I had another opportunity to shoot this handsome young dude, this time in the bohemian Navigli area of Milan. It’s kinda like Shoreditch in London or Marais in Paris. There’s a basin with some restaurants / bars lined up next to the canals. This is where the Milanese come to hang on evenings to enjoy an aperitivo.
Anyway, another evening shooting and this time shooting at golden hour, which produced some better lighting conditions than the previous shoot.
I’m still new to working with models as most of my work is more spontaneous, but enjoying the experience nevertheless. Enough talk, here’s a selection of my best shots from the evening.
Cool as a cucumber
Above, genuine smiles all around, which you can tell by the eyes. Contrast these two images with the one below of a plastic studio smile. What buyers want are genuine emotions, people! If there’s one thing you should take out of this post is to try to get the model to appear genuine…in this case, I cracked a few jokes and tried to make him laugh!

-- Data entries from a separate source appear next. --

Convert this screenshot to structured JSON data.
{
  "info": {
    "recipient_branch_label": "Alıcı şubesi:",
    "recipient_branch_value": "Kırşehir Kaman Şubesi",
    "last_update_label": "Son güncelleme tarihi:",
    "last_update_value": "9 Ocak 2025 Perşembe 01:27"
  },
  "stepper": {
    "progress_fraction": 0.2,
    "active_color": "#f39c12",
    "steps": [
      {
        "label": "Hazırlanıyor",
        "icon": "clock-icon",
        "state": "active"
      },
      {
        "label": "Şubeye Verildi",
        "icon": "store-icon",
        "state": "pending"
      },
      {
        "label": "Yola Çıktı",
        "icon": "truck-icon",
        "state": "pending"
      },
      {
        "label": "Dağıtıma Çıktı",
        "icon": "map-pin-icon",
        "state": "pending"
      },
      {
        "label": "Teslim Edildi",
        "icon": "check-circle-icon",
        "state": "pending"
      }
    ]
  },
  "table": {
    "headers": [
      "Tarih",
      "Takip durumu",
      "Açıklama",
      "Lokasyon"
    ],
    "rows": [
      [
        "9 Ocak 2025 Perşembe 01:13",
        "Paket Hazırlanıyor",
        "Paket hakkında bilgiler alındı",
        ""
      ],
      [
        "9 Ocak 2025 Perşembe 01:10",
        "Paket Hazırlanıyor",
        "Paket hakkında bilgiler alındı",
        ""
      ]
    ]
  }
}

Using technology to add value
Next, I combined technology with the setting which adds commercial value to these images making it more versatile. My mistake was not asking the model to bring a plain white t-shirt as I had to clone out the design and any other logos in order for it to be accepted, which took time. I also had to clone out his tattoos as they bizarrely need a property release from the tattoo artist. Who makes up these rules?
Some fine art
As always, I managed to capture some fine art images of the 1920s trams.
Hope you enjoyed the images and learned something for your next photo shoot! I’ll keep you updated on how these do on both Shutterstock and Fotolia.